Всем детям, пережившим войну.

Их глаза глядят на меня.

   ГЛАВА ПЕРВАЯ. БУМАЖНЫЕ КРЫЛЬЯ

   [нью-йорк февраль вдова]

   Там и сям каменные дома, домищи, домишки. То железом крытые, то черепицей, то залитые серой мглой бетона, и птицы, мимо летящие, свободно и весело испражняются на крыши покатые и островерхие, плоские и бугристые. Птичий помет засыхает и становится цвета неба, невидимый глазу.

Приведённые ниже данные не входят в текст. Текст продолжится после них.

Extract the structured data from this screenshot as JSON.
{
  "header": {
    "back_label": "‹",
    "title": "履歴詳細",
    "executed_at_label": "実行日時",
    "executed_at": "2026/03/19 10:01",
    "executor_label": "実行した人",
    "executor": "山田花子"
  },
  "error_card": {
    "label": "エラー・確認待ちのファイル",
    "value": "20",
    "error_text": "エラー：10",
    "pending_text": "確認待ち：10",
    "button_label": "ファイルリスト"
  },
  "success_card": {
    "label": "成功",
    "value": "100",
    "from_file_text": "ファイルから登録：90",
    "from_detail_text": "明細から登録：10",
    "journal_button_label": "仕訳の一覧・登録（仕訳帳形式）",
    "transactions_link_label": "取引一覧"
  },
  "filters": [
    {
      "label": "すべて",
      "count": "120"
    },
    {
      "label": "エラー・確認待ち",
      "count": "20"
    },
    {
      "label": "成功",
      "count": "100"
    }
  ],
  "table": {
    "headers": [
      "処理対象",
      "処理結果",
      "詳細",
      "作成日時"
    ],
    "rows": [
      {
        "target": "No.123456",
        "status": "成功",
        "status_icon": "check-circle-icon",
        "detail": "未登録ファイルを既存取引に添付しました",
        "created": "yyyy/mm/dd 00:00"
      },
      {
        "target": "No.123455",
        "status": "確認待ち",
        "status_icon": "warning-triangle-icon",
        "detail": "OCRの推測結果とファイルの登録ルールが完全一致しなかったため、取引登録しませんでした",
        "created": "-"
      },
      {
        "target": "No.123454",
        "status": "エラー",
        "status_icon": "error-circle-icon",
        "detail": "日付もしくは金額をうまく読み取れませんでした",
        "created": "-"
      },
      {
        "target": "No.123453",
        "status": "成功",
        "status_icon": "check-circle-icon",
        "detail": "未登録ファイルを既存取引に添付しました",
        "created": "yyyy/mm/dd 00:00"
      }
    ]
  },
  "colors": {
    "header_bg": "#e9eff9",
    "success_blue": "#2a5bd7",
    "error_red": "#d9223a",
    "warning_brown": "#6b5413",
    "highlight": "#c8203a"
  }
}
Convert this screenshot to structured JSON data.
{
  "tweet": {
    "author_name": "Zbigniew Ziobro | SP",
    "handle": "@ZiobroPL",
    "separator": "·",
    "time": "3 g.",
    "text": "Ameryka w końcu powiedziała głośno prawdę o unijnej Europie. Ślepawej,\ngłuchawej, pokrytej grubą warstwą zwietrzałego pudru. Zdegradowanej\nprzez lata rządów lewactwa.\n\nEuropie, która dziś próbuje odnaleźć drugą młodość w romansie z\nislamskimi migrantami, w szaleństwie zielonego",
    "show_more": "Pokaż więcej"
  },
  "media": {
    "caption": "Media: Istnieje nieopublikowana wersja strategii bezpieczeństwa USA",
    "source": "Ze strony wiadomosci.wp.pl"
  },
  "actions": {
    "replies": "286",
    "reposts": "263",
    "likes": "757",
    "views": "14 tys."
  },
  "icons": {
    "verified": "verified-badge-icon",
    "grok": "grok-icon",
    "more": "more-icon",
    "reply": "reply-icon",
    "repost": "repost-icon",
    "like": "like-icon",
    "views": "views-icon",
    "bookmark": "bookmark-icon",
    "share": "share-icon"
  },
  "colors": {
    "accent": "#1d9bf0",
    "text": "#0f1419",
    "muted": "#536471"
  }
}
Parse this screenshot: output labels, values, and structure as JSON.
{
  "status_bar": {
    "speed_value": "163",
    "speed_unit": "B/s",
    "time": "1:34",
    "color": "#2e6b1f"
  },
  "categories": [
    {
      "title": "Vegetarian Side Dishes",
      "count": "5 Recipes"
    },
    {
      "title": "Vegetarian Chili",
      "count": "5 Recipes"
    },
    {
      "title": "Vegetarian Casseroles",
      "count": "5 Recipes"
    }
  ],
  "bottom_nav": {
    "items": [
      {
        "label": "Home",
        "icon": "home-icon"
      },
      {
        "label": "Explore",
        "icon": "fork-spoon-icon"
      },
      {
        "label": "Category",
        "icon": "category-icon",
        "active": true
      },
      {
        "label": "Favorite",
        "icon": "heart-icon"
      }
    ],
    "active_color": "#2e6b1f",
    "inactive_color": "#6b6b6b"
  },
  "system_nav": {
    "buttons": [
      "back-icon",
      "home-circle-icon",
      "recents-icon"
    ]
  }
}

   В ранний час эти худые, обтянутые черными чулками ноги в высоких шнурованных ботинках выходят на крыльцо большого серого каменного мешка; мелко, скромно и опасливо перебирая, спускаются по ступеням. Эти руки, облепленные черными ажурными перчатками, - в ажурные дыры видна кожа мертвенного цвета белых бабочек или их личинок, - хватаются сначала за дверную медную ручку, потом за перила, потом за воздух; руки слепые, а ноги зрячие, пусть лучше ноги видят и идут.

   Ноги идут. Ноги идут. Ступни поют -- они хорошо отдохнули за ночь. Туловищу кажется, что ноги идут бодро и быстро; это ошибка. Ноги дрожат и чуть подламываются на несоразмерно высоких каблуках. Каблуки непрочно держатся, гвозди расшатались, клей рассохся, вот-вот отлетят, и тогда ноги захромают и испуганно остановятся. Но пока идут, идут.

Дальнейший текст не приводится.